From gun laws to marijuana legalization, immigration, and even health care, several state nullification efforts have been taken to curb the enforcement of certain federal laws.
Missouri drew numerous headlines this spring for passing a bill to nullify any federal law or dictate that would "infringe on the people's right keep and bear arms."
The bill was vetoed by Governor Jay Nixon, a Democrat, but the veto was overridden by the House and fell two votes short in the Senate.
It is difficult, however, to determine how effective this nullification bill would have been because it did not nullify a specific law that had been passed. Once a federal gun bill is passed that is proved an infringement, the Legislature would have to come back and agree to a bill nullifying it.
Missouri also made an attempt to nullify the Affordable Care Act (ACA). In April, a Missouri House Republicans introduced House Bill 995, which would make it a felony to enforce the new health care law. The bill never made it through the Senate.
A similar bill in South Carolina passed the House making it a felony to enforce "unconstitutional laws." The South Carolina bill also never made it out of its upper chamber.
Colorado famously passed ballot initiatives last year making small amounts of marijuana legal. This marked one of the bolder efforts made by a state to nullify a federal law. The Obama administration shortly after said it would not make a priority of policing marijuana use in Colorado.
On a similar note, other states, as politically disparate as Vermont and Kentucky, have made efforts to legalize hemp.
In Vermont, the bill became law with the governor's signature. Kentucky's, which would allow hemp cultivation for industrial purposes, has the support of U.S. Senators Mitch McConnell and Rand Paul, as well as the state's 4th district U.S. Rep. Thomas Massie. However, the Kentucky effort is contingent on the federal government lifting its ban on industrial hemp.
In California, the Golden State has made a pair of efforts to go its own way regarding immigration enforcement. First, the state Legislature passed the TRUST Act, which means state law enforcement officials would only turn over a limited number of people subject to deportation.
A spokesman for the Federation for American Immigration Reform (FAIR) says California is essentially issuing a veto on federal immigration laws, while still allowing the federal government to come in and enforce the laws itself. So, the TRUST Act differs from other state nullification efforts by not making an effort to criminalize federal enforcement of it.

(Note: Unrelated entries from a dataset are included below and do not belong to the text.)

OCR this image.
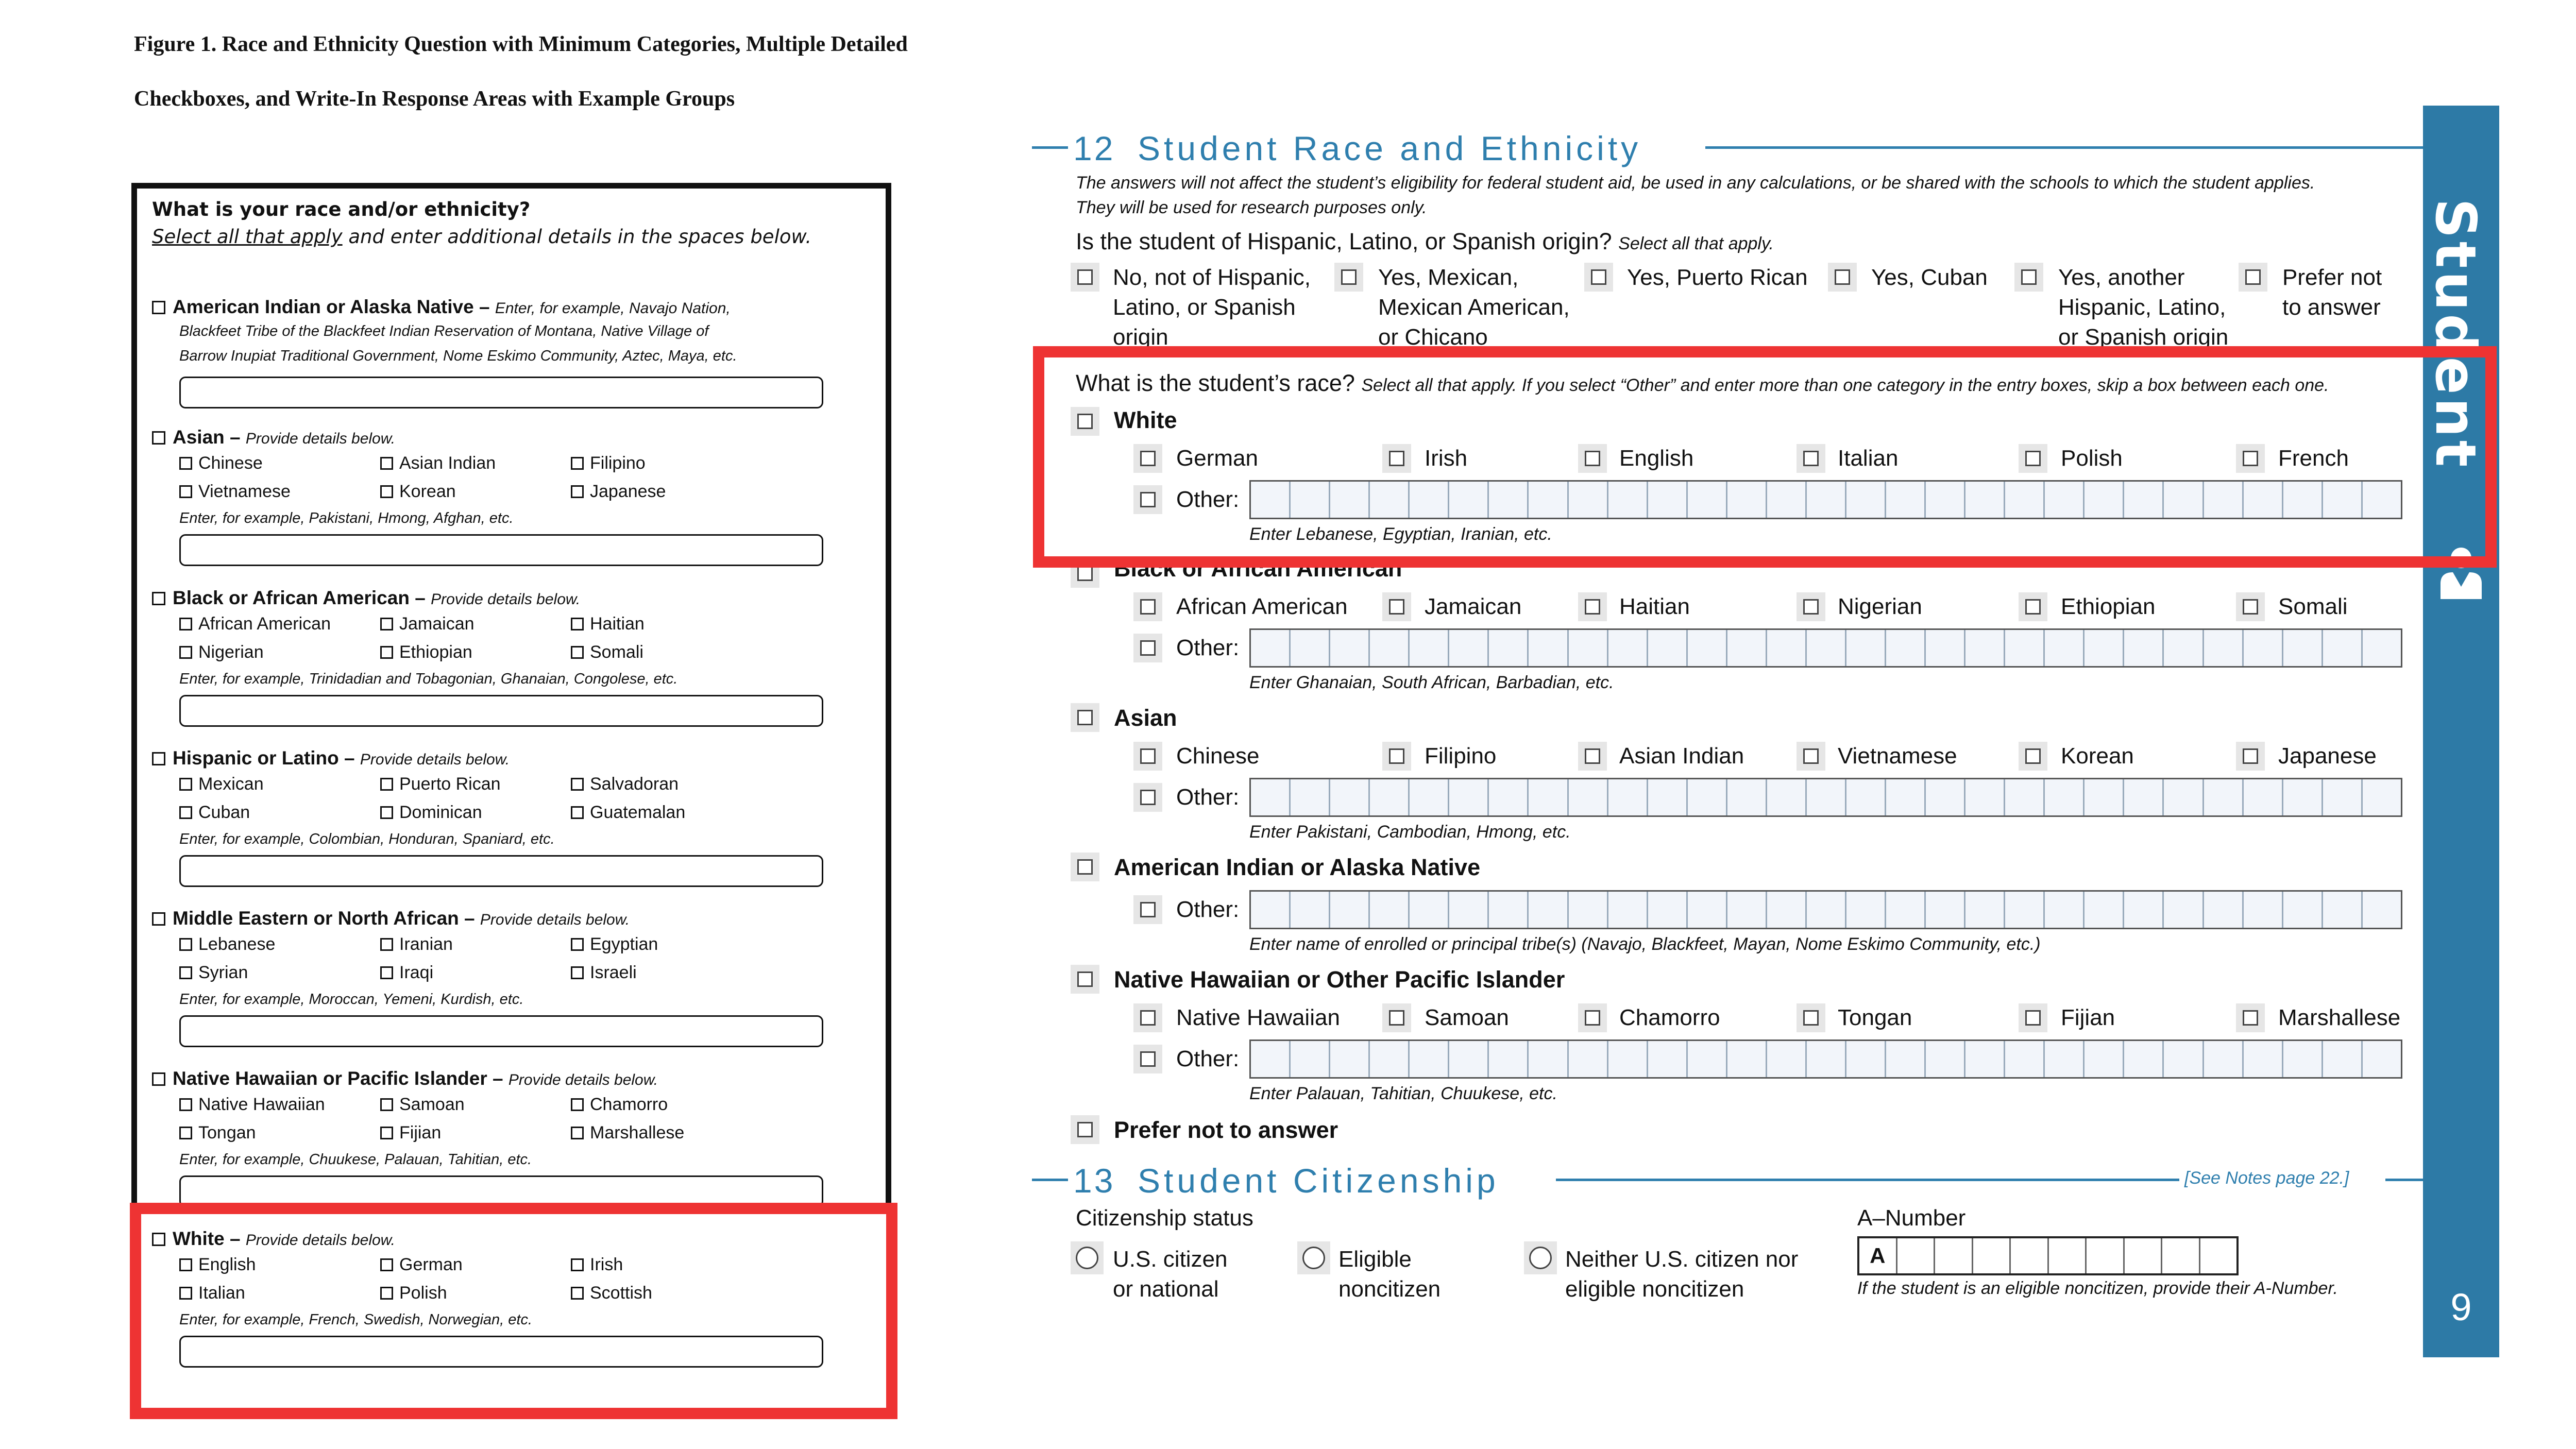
Figure 1. Race and Ethnicity Question with Minimum Categories, Multiple Detailed
Checkboxes, and Write-In Response Areas with Example Groups
What is your race and/or ethnicity?
Select all that apply and enter additional details in the spaces below.
American Indian or Alaska Native – Enter, for example, Navajo Nation,
Blackfeet Tribe of the Blackfeet Indian Reservation of Montana, Native Village of
Barrow Inupiat Traditional Government, Nome Eskimo Community, Aztec, Maya, etc.
Asian – Provide details below.
Chinese	Asian Indian	Filipino
Vietnamese	Korean	Japanese
Enter, for example, Pakistani, Hmong, Afghan, etc.
Black or African American – Provide details below.
African American	Jamaican	Haitian
Nigerian	Ethiopian	Somali
Enter, for example, Trinidadian and Tobagonian, Ghanaian, Congolese, etc.
Hispanic or Latino – Provide details below.
Mexican	Puerto Rican	Salvadoran
Cuban	Dominican	Guatemalan
Enter, for example, Colombian, Honduran, Spaniard, etc.
Middle Eastern or North African – Provide details below.
Lebanese	Iranian	Egyptian
Syrian	Iraqi	Israeli
Enter, for example, Moroccan, Yemeni, Kurdish, etc.
Native Hawaiian or Pacific Islander – Provide details below.
Native Hawaiian	Samoan	Chamorro
Tongan	Fijian	Marshallese
Enter, for example, Chuukese, Palauan, Tahitian, etc.
White – Provide details below.
English	German	Irish
Italian	Polish	Scottish
Enter, for example, French, Swedish, Norwegian, etc.
12 Student Race and Ethnicity
The answers will not affect the student’s eligibility for federal student aid, be used in any calculations, or be shared with the schools to which the student applies.
They will be used for research purposes only.
Is the student of Hispanic, Latino, or Spanish origin? Select all that apply.
No, not of Hispanic,
Latino, or Spanish
origin
Yes, Mexican,
Mexican American,
or Chicano
Yes, Puerto Rican	Yes, Cuban	Yes, another
Hispanic, Latino,
or Spanish origin
Prefer not
to answer
What is the student’s race? Select all that apply. If you select “Other” and enter more than one category in the entry boxes, skip a box between each one.
White
German	Irish	English	Italian	Polish	French
Other:
Enter Lebanese, Egyptian, Iranian, etc.
Black or African American
African American	Jamaican	Haitian	Nigerian	Ethiopian	Somali
Other:
Enter Ghanaian, South African, Barbadian, etc.
Asian
Chinese	Filipino	Asian Indian	Vietnamese	Korean	Japanese
Other:
Enter Pakistani, Cambodian, Hmong, etc.
American Indian or Alaska Native
Other:
Enter name of enrolled or principal tribe(s) (Navajo, Blackfeet, Mayan, Nome Eskimo Community, etc.)
Native Hawaiian or Other Pacific Islander
Native Hawaiian	Samoan	Chamorro	Tongan	Fijian	Marshallese
Other:
Enter Palauan, Tahitian, Chuukese, etc.
Prefer not to answer
13 Student Citizenship	[See Notes page 22.]
Citizenship status	A–Number
U.S. citizen
or national
Eligible
noncitizen
Neither U.S. citizen nor
eligible noncitizen
A
If the student is an eligible noncitizen, provide their A-Number.
Student
9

A second endeavor includes a recent law signed by Governor Jerry Brown to grant driver's licenses to illegal immigrants. The Department of Motor Vehicles will determine which applicants receive licenses. This too flies contrary to an established 1994 law banning driver's licenses for illegal immigrants.
Earlier this summer, I reported that some of the cities with the highest rates of gun violence have some of the lowest rates of enforcement. This marks nullification of another sort. A combination of factors play in to lax enforcement, but the result remains the same: states are refusing to enforce federal statutes and the federal government does little to force the issue.
Several states have made efforts to stop enforcement of laws it finds objectionable. Some efforts have been for show or do not actually nullify or counteract anything. Others are clearly substantive and formally work in defiance of established federal law.